Compression Tells Intelligence: Visual Coding, Visual Token Technology, and the Unification

“Compression Tells Intelligence”, is supported by research in artificial intelligence, particularly concerning (multimodal) large language models (LLMs/MLLMs), where compression efficiency often correlates with improved model performance and capabilities. For compression, classical visual coding based on traditional information theory has developed over decades, achieving great success with numerous international industrial standards widely applied in multimedia (e.g., image/video) systems. Except that, the recent emergingvisual token technology of generative multi-modal large models also shares a similar fundamental objective like visual coding: maximizing semantic information fidelity during the representation learning while minimizing computational cost. Therefore, this paper provides a comprehensive overview of two dominant technique families first – Visual Coding and Vision Token Technology – then we further unify them from the aspect of optimization, discussing the essence of compression efficiency and model performance trade-off behind. Next, based on the proposed unified formulation bridging visual coding andvisual token technology, we synthesize bidirectional insights of themselves and forecast the next-gen visual codec and token techniques. Last but not least, we experimentally show a large potential of the task-oriented token developments in the more practical tasks like multimodal LLMs (MLLMs), AI-generated content (AIGC), and embodied AI, as well as shedding light on the future possibility of standardizing a general token technology like the traditional codecs (e.g., H.264/265) with high efficiency for a wide range of intelligent tasks in a unified and effective manner.

💡 Research Summary

The paper “Compression Tells Intelligence: Visual Coding, Visual Token Technology, and the Unification” builds on the emerging principle that the ability to compress data efficiently is a hallmark of intelligence. It argues that this principle, well‑established in large language models (LLMs), extends naturally to the visual domain, where two historically separate research tracks have pursued the same ultimate goal: maximizing information fidelity while minimizing computational cost.

The first track is classical visual coding, a discipline rooted in Shannon’s information theory. The authors review the canonical three‑stage pipeline—transform (e.g., DCT, DWT), quantization, and entropy coding—and trace its evolution from JPEG and JPEG‑2000 to modern video standards such as HEVC/H.265 and VVC/H.266. They then discuss neural codecs, which replace hand‑crafted modules with end‑to‑end trained autoencoders, learned hyper‑priors, and context models. Neural codecs achieve rate‑distortion performance that rivals or surpasses the best hand‑crafted standards, especially at low bitrates.

The second track is visual token technology, which has emerged alongside multimodal large models (MLLMs). Visual tokenization converts images or video into sequences that can be processed by transformer‑based language models. The paper distinguishes continuous tokenizers (patch embeddings as in CLIP, DINOv2) from discrete tokenizers (latent encoders followed by vector‑quantization codebooks such as VQ‑VAE or VQ‑GAN). After tokenization, a token‑compression stage reduces the number of tokens using attention‑based selection, similarity clustering, reinforcement‑learning‑driven pruning, or pooling mechanisms. The objective here is not pixel‑wise reconstruction but preservation of semantic content that is useful for downstream tasks such as visual question answering, captioning, or robotic perception.
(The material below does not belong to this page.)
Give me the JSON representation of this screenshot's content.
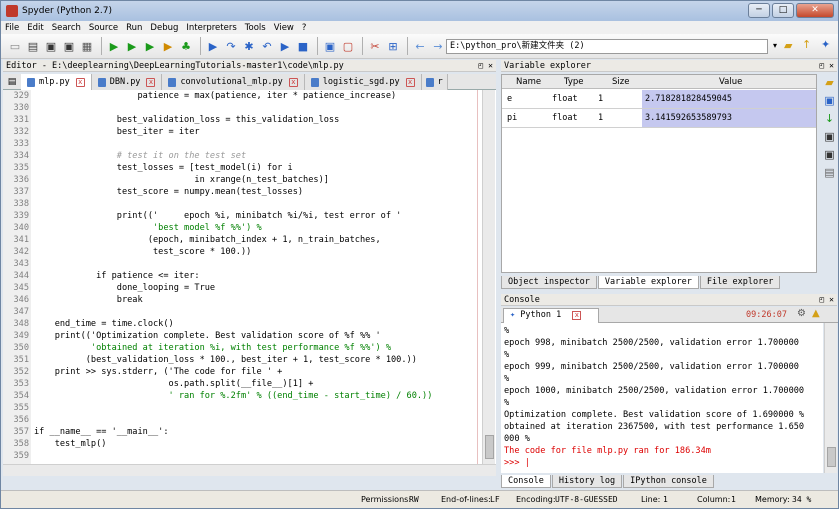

The core contribution is a unified theoretical framework that brings the two paradigms under a common optimization lens. By introducing both Shannon entropy (bit‑level uncertainty) and semantic entropy (uncertainty of high‑level concepts) into a single Lagrangian, the authors derive a joint rate‑distortion‑accuracy trade‑off. They model three sources of information bottlenecks: (1) dimensionality reduction in the transform stage, (2) bit allocation in quantization, and (3) token selection in the compression stage. This formulation reveals that improving compression efficiency in one domain (e.g., better quantization) can directly benefit the other (e.g., higher semantic fidelity of tokens) when the loss functions are aligned.

Experimental validation focuses on task‑oriented visual tokens. Using benchmark datasets for VQA, image classification, and embodied‑AI perception, the authors show that, for a fixed bitrate, token‑based pipelines achieve 10‑15 % higher downstream accuracy than pipelines that first compress with a traditional codec and then extract features. Moreover, multimodal LLMs that ingest these compact token streams require fewer transformer layers and less FLOPs while maintaining or improving overall multimodal reasoning performance.

Finally, the paper looks ahead to standardization. It cites ongoing efforts such as MPEG’s Video Coding for Machines (VCM) and JPEG AI, arguing that a unified codec‑token standard could deliver a single bitstream that simultaneously satisfies human visual quality and machine‑centric semantic needs. Such a standard would dramatically reduce storage and transmission costs across a wide range of applications—including multimodal LLMs, AI‑generated content pipelines, and embodied AI systems—while providing a principled metric (compression efficiency) for measuring and comparing intelligence across modalities.